I’m thankful that my parents, siblings, grandparents, cousins, aunts and uncles manage to love me.

(Despite the fact that I simultaneously complain and rave about my job; I eat all the food and drink all the wine; I say inappropriate things about college to my cousins, and I have an uncanny ability to always curse around the 3-year-olds.)

“I’m thankful for this food.”

I’m thankful for warm food that doesn’t consist of pizza, McDonald's, Taco Bell, expired Campbell’s soup, undercooked Ramen or $1 hot dogs from stands on the street.

I’m also thankful I was not involved in the making or purchasing of said food. All I have to do is send my plate around the table, and it will come back to me full and delicious.
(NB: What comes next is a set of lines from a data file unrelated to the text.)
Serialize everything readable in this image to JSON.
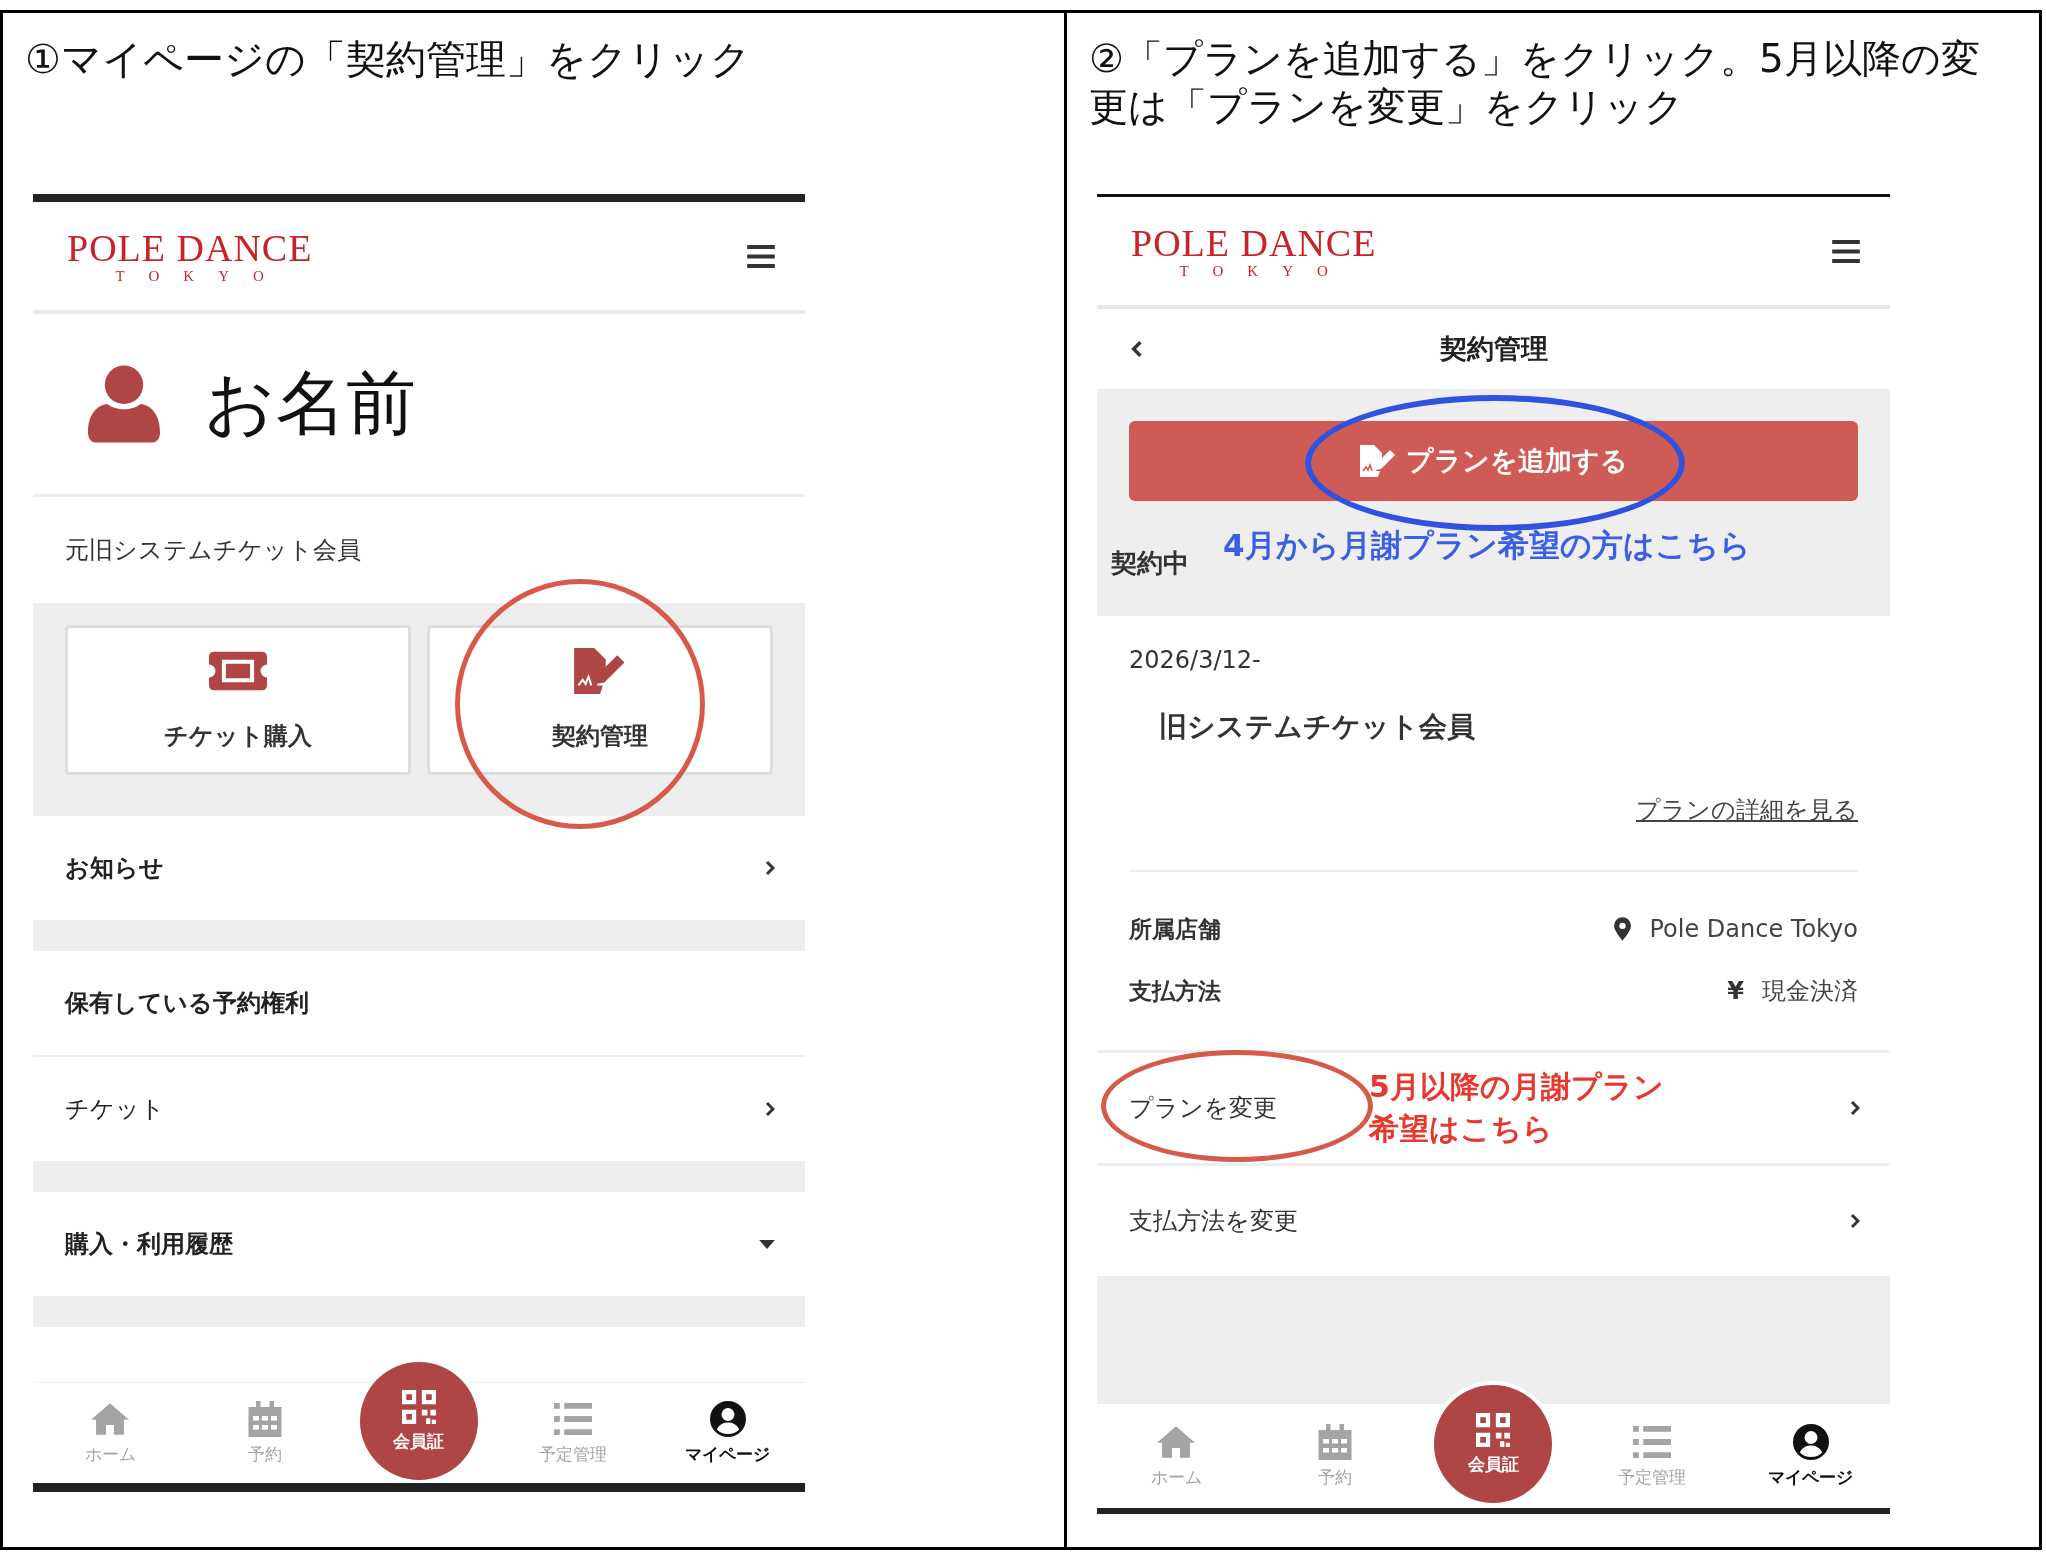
{
  "left_panel": {
    "instruction": "①マイページの「契約管理」をクリック",
    "header": {
      "logo": "POLE DANCE",
      "logo_sub": "TOKYO"
    },
    "profile": {
      "name": "お名前"
    },
    "member_type": "元旧システムチケット会員",
    "cards": [
      {
        "label": "チケット購入",
        "kind": "ticket",
        "circled": false
      },
      {
        "label": "契約管理",
        "kind": "contract",
        "circled": true
      }
    ],
    "groups": [
      [
        {
          "label": "お知らせ",
          "kind": "link",
          "bold": true
        }
      ],
      [
        {
          "label": "保有している予約権利",
          "kind": "heading",
          "bold": true
        },
        {
          "label": "チケット",
          "kind": "link",
          "bold": false
        }
      ],
      [
        {
          "label": "購入・利用履歴",
          "kind": "dropdown",
          "bold": true
        }
      ]
    ],
    "nav": [
      {
        "label": "ホーム",
        "kind": "tab",
        "selected": false
      },
      {
        "label": "予約",
        "kind": "tab",
        "selected": false
      },
      {
        "label": "会員証",
        "kind": "center",
        "selected": false
      },
      {
        "label": "予定管理",
        "kind": "tab",
        "selected": false
      },
      {
        "label": "マイページ",
        "kind": "tab",
        "selected": true
      }
    ]
  },
  "right_panel": {
    "instruction": "②「プランを追加する」をクリック。5月以降の変更は「プランを変更」をクリック",
    "header": {
      "logo": "POLE DANCE",
      "logo_sub": "TOKYO"
    },
    "title_bar": {
      "title": "契約管理"
    },
    "add_button": {
      "label": "プランを追加する",
      "circled": true
    },
    "status": "契約中",
    "note": "4月から月謝プラン希望の方はこちら",
    "contract": {
      "date": "2026/3/12-",
      "plan": "旧システムチケット会員",
      "detail_link": "プランの詳細を見る"
    },
    "info": [
      {
        "kind": "store",
        "label": "所属店舗",
        "value": "Pole Dance Tokyo"
      },
      {
        "kind": "payment",
        "label": "支払方法",
        "symbol": "¥",
        "value": "現金決済"
      }
    ],
    "actions": [
      {
        "label": "プランを変更",
        "circled": true,
        "note": [
          "5月以降の月謝プラン",
          "希望はこちら"
        ]
      },
      {
        "label": "支払方法を変更",
        "circled": false
      }
    ],
    "nav": [
      {
        "label": "ホーム",
        "kind": "tab",
        "selected": false
      },
      {
        "label": "予約",
        "kind": "tab",
        "selected": false
      },
      {
        "label": "会員証",
        "kind": "center",
        "selected": false
      },
      {
        "label": "予定管理",
        "kind": "tab",
        "selected": false
      },
      {
        "label": "マイページ",
        "kind": "tab",
        "selected": true
      }
    ]
  }
}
“I’m thankful for my friends.”

I’m thankful there are people who exist in this world who willingly join me in the following: inhaling pizza and garlic knots on my fire escape at 3 am; binge-watching movies on a Saturday in the dark, while ordering Chinese food and eating it for lunch and dinner; getting drunk off mimosas Sunday morning.
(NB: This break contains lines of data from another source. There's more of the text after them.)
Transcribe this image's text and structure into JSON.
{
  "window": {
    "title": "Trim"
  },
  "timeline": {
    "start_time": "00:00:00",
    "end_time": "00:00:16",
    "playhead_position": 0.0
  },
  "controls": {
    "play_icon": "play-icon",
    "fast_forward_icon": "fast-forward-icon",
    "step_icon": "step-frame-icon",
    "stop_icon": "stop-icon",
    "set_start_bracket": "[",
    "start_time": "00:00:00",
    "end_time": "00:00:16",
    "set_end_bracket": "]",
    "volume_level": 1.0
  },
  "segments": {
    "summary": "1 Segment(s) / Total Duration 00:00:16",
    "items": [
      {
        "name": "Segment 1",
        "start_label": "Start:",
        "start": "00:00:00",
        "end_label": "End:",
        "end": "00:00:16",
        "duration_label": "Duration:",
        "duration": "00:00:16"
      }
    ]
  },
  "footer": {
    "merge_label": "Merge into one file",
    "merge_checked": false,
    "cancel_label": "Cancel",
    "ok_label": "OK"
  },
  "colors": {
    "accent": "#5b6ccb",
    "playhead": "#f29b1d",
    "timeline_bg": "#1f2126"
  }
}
Let's also not forget stumbling around the city looking for interesting people to talk to, overanalyzing each and every text message, Facebook friend request and Instagram like from anyone of the opposite sex.
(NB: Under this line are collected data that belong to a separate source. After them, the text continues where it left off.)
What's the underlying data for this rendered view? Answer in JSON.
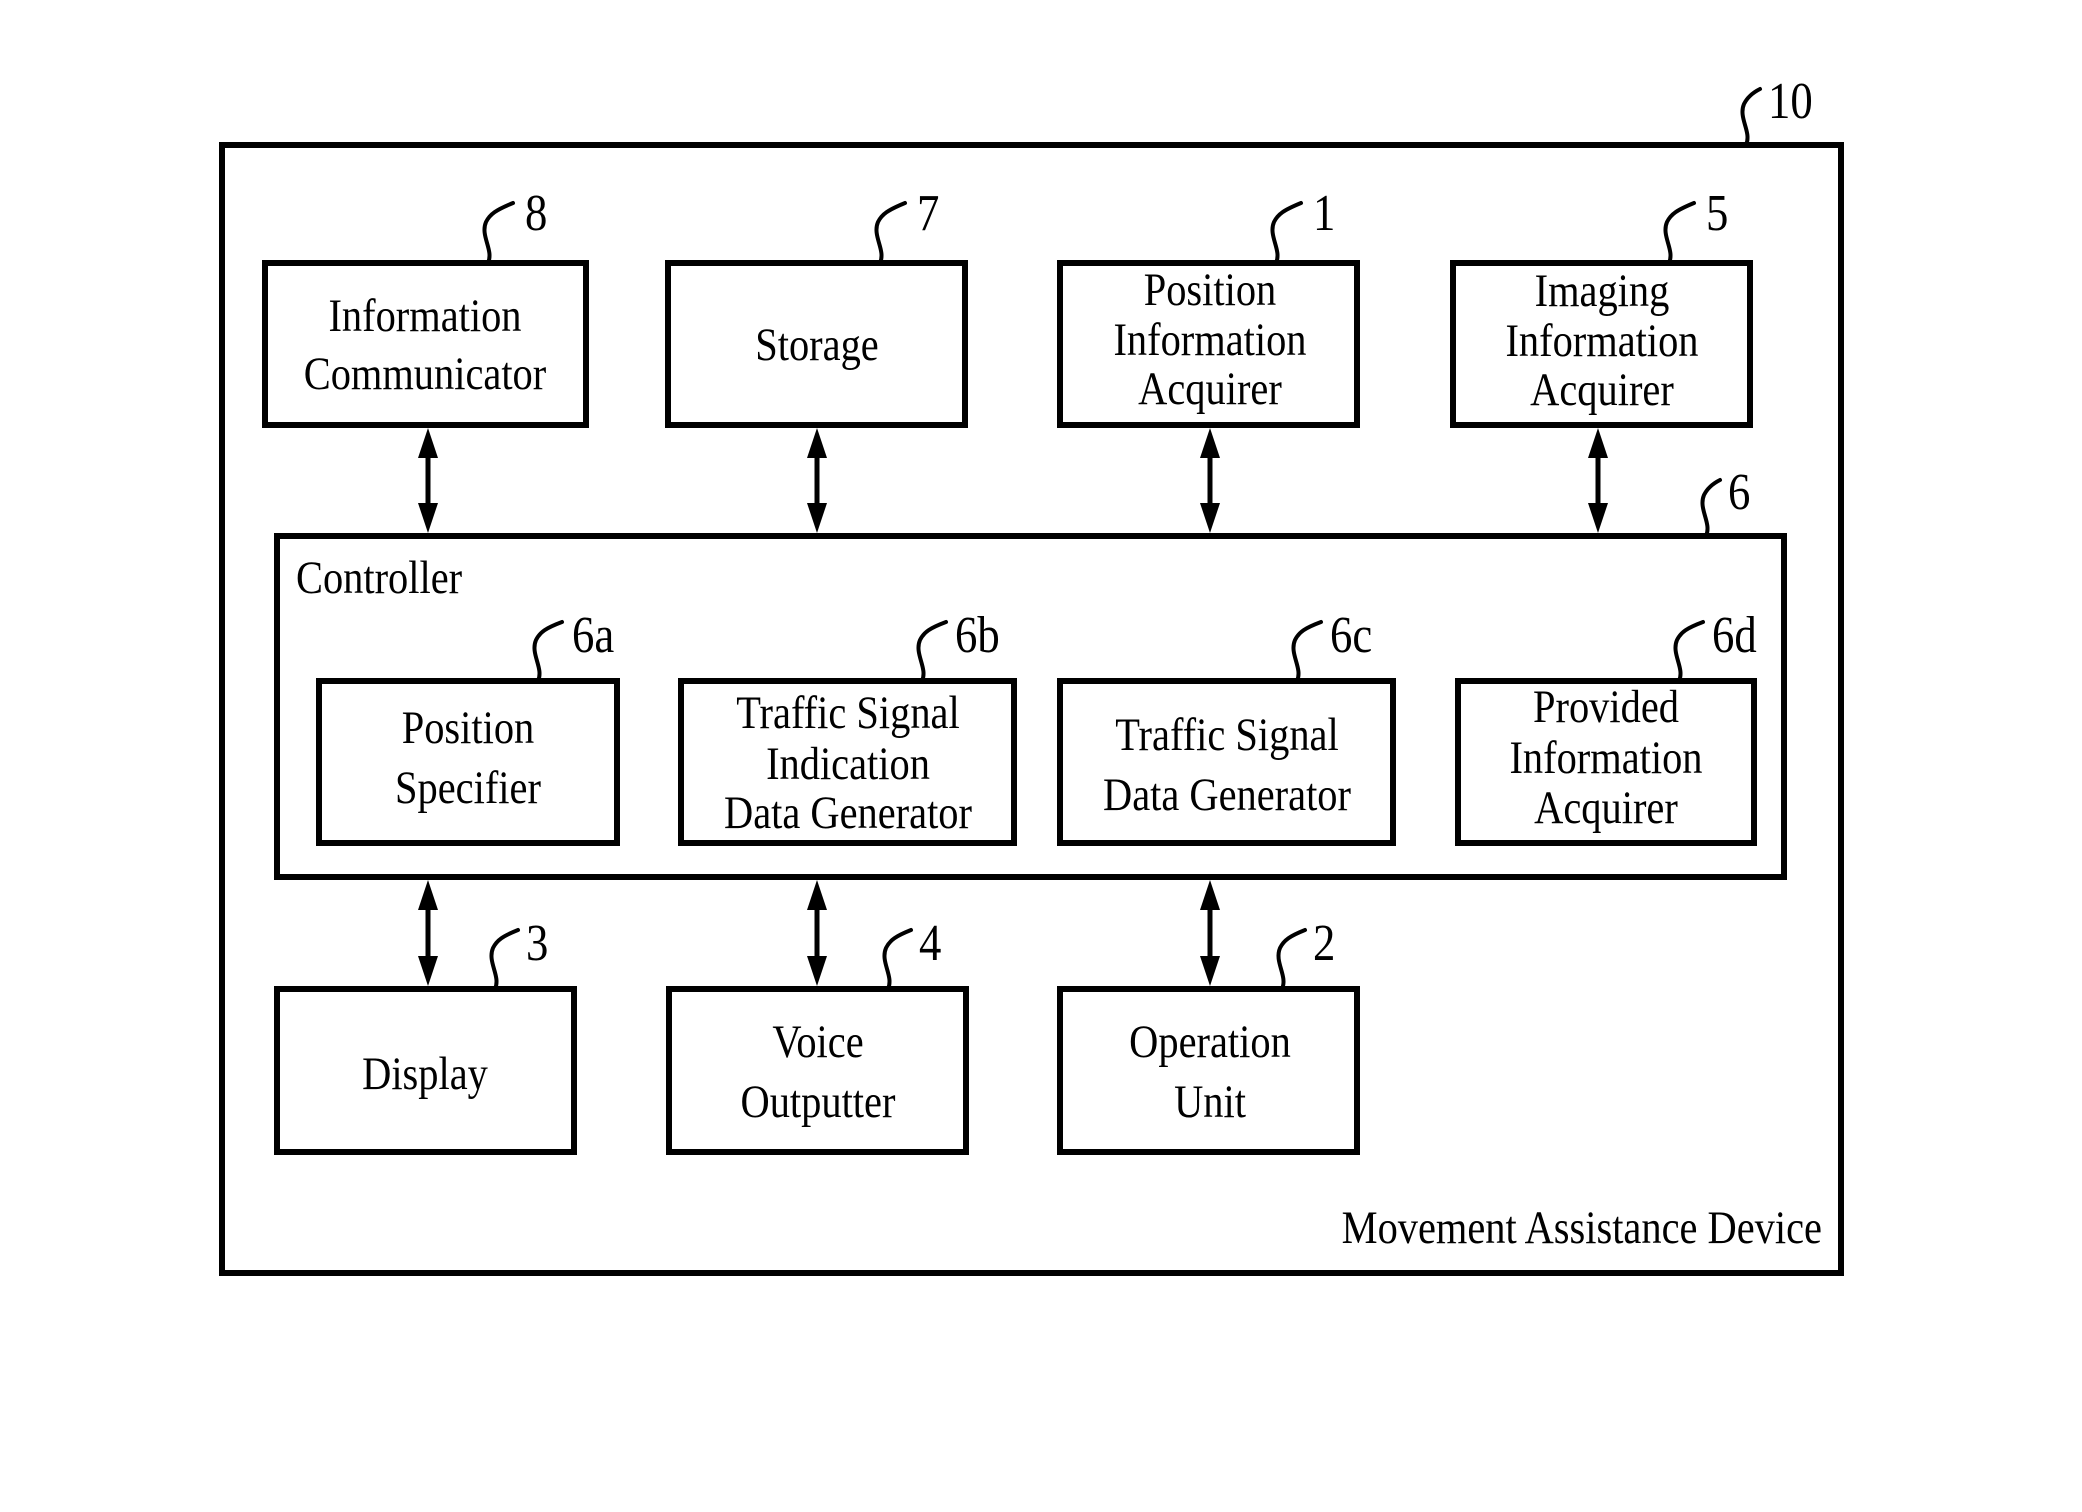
{
  "figure": {
    "device": {
      "ref": "10",
      "label": "Movement Assistance Device"
    },
    "controller": {
      "ref": "6",
      "label": "Controller"
    },
    "top_blocks": [
      {
        "ref": "8",
        "lines": [
          "Information",
          "Communicator"
        ]
      },
      {
        "ref": "7",
        "lines": [
          "Storage"
        ]
      },
      {
        "ref": "1",
        "lines": [
          "Position",
          "Information",
          "Acquirer"
        ]
      },
      {
        "ref": "5",
        "lines": [
          "Imaging",
          "Information",
          "Acquirer"
        ]
      }
    ],
    "controller_blocks": [
      {
        "ref": "6a",
        "lines": [
          "Position",
          "Specifier"
        ]
      },
      {
        "ref": "6b",
        "lines": [
          "Traffic Signal",
          "Indication",
          "Data Generator"
        ]
      },
      {
        "ref": "6c",
        "lines": [
          "Traffic Signal",
          "Data Generator"
        ]
      },
      {
        "ref": "6d",
        "lines": [
          "Provided",
          "Information",
          "Acquirer"
        ]
      }
    ],
    "bottom_blocks": [
      {
        "ref": "3",
        "lines": [
          "Display"
        ]
      },
      {
        "ref": "4",
        "lines": [
          "Voice",
          "Outputter"
        ]
      },
      {
        "ref": "2",
        "lines": [
          "Operation",
          "Unit"
        ]
      }
    ],
    "connections": [
      {
        "from": "8",
        "to": "6",
        "type": "bidirectional"
      },
      {
        "from": "7",
        "to": "6",
        "type": "bidirectional"
      },
      {
        "from": "1",
        "to": "6",
        "type": "bidirectional"
      },
      {
        "from": "5",
        "to": "6",
        "type": "bidirectional"
      },
      {
        "from": "6",
        "to": "3",
        "type": "bidirectional"
      },
      {
        "from": "6",
        "to": "4",
        "type": "bidirectional"
      },
      {
        "from": "6",
        "to": "2",
        "type": "bidirectional"
      }
    ]
  }
}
“I’m thankful for my boyfriend.”

Just kidding. I’m thankful I have yet to be asked about my relationship status today. Though, I’m sure it will happen multiple times throughout the night, especially after dinner when I unzip my skirt and am at my most attractive.

I’m thankful I have not lost my charm, self-confidence or unwavering beauty, despite the amount of times I’ve been drunkenly rejected in a bar.

I’m thankful all the men I have dated, though quite often jerks, we're not murderers, serial killers or secret hoarders.

“I’m thankful for the roof over my head.”

Though I am not thankful for my landlord, I am thankful he turns the heat on after many frozen-finger-induced complaints, and he fixes my faucet after three weeks of having to wash my dishes in the bathroom sink.

I am thankful for my queen-sized bed that can fit into my bedroom with three feet to spare, and for the “breakfast nook” my roommate and I converted into a second bedroom using three bookshelves and some poster board.

I’m also thankful the converted “breakfast nook” is my roommate’s bedroom.

“I’m thankful for my home.”

I’m thankful my parents have not converted my childhood bedroom into one of the following (all of which are options they have outwardly discussed, not caring I was in the room): a gym, a spa with an on-call masseuse, a home theater, a playroom for the nonexistent grandkids (I’m VERY thankful for that one), a guest room, a home office, a bowling alley, a batting cage, a wine cellar, the first-ever residential indoor beer garden (according to my dad), a walk-in closet, a room dedicated to my mom’s Bunco club, a ballroom (“because everyone needs a ballroom”), or a game room.

I’m also thankful they haven’t rented it out to a stranger or used it to host a backpacker.